From Colin Webb

My story took place when I was 12 years old.
My father had been invalided out of the navy and had purchased 49 Regency Square in 1942.
During the war years the square had, at the south end of Queensbury Mews, a large brick built water tank about six feet deep and the width of the green.
There were three slit trenches and an ammunition dump guarded by a Italian prisoner of war in the centre of the green.
Us kids used to get him to give us a box of blank ammunition and we would open them up, put all of the gunpowder in a pile with a brick on top, make a long line with the cordite, light it and stand back when the brick went flying through the air.
The Beach Hotel was empty and was used by the ARP. We would sneak into the basement and have rides up and down in the dumb waiter. Abbots Hotel and a few others on the eastern side of the square were filled with Polish airmen.

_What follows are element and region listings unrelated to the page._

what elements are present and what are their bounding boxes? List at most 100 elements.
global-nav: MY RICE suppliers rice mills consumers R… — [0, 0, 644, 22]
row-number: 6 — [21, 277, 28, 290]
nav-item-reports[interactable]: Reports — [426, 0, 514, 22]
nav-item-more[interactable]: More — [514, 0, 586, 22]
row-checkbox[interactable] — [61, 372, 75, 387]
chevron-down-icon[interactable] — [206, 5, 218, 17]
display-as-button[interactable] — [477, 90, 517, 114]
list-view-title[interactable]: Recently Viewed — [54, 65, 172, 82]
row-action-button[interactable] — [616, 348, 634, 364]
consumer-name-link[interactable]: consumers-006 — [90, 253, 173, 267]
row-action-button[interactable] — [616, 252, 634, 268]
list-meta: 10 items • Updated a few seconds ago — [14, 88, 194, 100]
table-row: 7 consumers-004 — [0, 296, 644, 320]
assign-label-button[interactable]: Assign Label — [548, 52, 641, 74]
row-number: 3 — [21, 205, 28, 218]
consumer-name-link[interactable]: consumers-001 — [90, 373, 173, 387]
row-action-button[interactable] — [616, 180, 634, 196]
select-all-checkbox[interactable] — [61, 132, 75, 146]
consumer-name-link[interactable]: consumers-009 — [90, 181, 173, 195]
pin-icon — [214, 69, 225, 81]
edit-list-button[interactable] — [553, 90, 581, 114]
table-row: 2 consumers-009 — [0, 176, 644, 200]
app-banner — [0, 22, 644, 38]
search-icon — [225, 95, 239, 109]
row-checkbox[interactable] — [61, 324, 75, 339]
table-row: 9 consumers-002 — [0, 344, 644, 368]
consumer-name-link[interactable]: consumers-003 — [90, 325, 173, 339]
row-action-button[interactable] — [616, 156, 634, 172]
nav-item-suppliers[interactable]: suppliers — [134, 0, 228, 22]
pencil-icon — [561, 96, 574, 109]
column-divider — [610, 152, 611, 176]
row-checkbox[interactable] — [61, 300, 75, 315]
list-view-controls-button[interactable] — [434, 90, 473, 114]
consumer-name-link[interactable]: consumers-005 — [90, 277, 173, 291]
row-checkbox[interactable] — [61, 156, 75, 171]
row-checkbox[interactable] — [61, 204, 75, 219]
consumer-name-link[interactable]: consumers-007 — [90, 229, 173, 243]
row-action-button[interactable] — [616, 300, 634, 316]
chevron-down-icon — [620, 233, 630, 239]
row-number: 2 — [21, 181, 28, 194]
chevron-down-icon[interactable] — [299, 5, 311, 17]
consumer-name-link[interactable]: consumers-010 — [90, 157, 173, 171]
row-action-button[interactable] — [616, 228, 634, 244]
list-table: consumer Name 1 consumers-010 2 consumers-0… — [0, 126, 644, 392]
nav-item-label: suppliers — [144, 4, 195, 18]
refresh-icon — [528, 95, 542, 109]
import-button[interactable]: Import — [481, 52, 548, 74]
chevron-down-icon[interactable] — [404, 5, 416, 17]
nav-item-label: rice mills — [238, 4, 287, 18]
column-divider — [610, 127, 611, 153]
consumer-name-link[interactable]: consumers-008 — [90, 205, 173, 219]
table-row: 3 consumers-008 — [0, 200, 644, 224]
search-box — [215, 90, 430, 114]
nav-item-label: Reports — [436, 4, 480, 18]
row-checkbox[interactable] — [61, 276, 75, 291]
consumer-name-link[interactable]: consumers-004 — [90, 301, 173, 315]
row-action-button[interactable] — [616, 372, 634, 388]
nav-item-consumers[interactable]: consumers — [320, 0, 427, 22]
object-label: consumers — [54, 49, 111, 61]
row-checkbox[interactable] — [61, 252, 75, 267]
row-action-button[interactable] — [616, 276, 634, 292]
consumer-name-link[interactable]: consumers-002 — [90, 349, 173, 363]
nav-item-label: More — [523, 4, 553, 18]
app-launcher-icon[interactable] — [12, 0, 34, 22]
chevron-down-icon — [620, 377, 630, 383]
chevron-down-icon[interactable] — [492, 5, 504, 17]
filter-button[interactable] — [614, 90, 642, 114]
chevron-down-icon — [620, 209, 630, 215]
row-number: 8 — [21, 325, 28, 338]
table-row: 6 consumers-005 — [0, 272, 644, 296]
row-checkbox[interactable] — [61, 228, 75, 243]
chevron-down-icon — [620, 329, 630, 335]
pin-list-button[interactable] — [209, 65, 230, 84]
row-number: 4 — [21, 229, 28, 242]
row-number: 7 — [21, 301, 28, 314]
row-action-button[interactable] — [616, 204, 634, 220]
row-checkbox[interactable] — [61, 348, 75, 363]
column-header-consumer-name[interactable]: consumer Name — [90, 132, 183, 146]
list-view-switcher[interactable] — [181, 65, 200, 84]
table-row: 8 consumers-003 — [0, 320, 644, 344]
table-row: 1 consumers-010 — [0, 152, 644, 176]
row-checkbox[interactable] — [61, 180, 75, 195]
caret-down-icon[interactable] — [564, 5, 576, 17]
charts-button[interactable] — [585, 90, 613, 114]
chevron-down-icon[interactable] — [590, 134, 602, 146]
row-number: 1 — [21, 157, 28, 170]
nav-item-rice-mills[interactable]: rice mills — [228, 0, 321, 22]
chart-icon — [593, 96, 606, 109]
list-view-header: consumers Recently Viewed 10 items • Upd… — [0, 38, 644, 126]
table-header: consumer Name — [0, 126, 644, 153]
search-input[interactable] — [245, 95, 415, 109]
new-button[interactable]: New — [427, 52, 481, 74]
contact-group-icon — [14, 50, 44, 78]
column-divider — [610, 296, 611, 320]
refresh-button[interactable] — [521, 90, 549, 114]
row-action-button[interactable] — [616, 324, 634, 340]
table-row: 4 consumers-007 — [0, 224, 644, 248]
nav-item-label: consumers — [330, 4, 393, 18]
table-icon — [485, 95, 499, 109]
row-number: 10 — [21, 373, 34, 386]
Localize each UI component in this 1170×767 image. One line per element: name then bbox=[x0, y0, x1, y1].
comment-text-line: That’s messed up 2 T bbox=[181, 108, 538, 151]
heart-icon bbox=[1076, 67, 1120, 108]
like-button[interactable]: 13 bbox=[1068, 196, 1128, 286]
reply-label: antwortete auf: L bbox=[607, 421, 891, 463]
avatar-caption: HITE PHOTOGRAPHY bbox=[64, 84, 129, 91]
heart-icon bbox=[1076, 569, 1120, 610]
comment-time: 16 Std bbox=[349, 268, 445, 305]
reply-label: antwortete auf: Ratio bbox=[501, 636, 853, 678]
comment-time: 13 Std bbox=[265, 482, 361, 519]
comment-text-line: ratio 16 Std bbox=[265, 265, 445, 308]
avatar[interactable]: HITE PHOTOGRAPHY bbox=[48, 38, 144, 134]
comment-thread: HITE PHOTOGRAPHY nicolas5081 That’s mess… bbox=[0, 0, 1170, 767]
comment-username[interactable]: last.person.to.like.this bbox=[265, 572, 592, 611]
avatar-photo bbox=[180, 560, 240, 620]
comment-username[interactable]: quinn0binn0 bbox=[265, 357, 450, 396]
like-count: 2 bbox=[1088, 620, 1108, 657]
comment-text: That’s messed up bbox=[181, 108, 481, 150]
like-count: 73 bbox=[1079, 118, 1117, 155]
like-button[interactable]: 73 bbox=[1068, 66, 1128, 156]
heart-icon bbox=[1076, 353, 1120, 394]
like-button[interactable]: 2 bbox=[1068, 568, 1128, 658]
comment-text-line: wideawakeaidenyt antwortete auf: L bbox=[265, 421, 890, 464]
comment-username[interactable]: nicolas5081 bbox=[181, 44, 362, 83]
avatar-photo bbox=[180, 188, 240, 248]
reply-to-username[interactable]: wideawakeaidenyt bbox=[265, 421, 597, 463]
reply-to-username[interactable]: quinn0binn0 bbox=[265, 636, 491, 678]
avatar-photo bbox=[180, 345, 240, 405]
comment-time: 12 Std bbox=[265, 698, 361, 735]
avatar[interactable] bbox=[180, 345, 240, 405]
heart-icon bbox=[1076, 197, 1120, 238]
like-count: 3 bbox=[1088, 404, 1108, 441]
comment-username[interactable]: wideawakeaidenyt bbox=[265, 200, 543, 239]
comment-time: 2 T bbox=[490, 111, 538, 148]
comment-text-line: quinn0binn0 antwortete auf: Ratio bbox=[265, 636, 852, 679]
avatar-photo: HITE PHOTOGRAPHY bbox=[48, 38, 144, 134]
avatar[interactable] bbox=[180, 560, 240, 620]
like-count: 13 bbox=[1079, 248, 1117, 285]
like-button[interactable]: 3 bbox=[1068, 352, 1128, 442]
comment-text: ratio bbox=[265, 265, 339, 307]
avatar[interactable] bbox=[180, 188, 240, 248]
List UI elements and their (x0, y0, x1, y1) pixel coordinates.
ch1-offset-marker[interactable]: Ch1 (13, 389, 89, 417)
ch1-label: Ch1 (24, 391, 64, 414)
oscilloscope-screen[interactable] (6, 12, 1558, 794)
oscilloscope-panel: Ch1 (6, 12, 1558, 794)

During 1944 the Fire Brigade emptied the water tank, so we all climbed in to see what we could find...We found a few pennies and several rounds of ammunition. So it was back to the square where we soon tired of pulling ends off the bullets and blowing up the brick that we lit a fire at the bottom of a slit trench and dropped the bullets into it. But as we couldn't see where they were when they went off, one of us got the lid off the pig swill bin and laid it on the fire. We then dropped the bullets onto it and stood around the lip of the trench and watched as they exploded.
Then it was back to the tank where we found this whopper of a shell, that too we put on the fire. We knew that this one would make a big bang so we hid in the air raid shelters that were built in the road outside of the houses on the east side.
When it did go off, it broke several windows in the square. Within minutes the Police, Fire Brigade the army, navy and air force personnel arrived and were milling around, us kids were ignored, nobody thought of asking us so we bunked off home.
All though exploding bullets make a sharp noise; nobody came to see what we were up to. And how the ammunition got into the tank will remain a mystery. My buddy was Jack Mills who today smokes fish in a hut on Brighton seafront.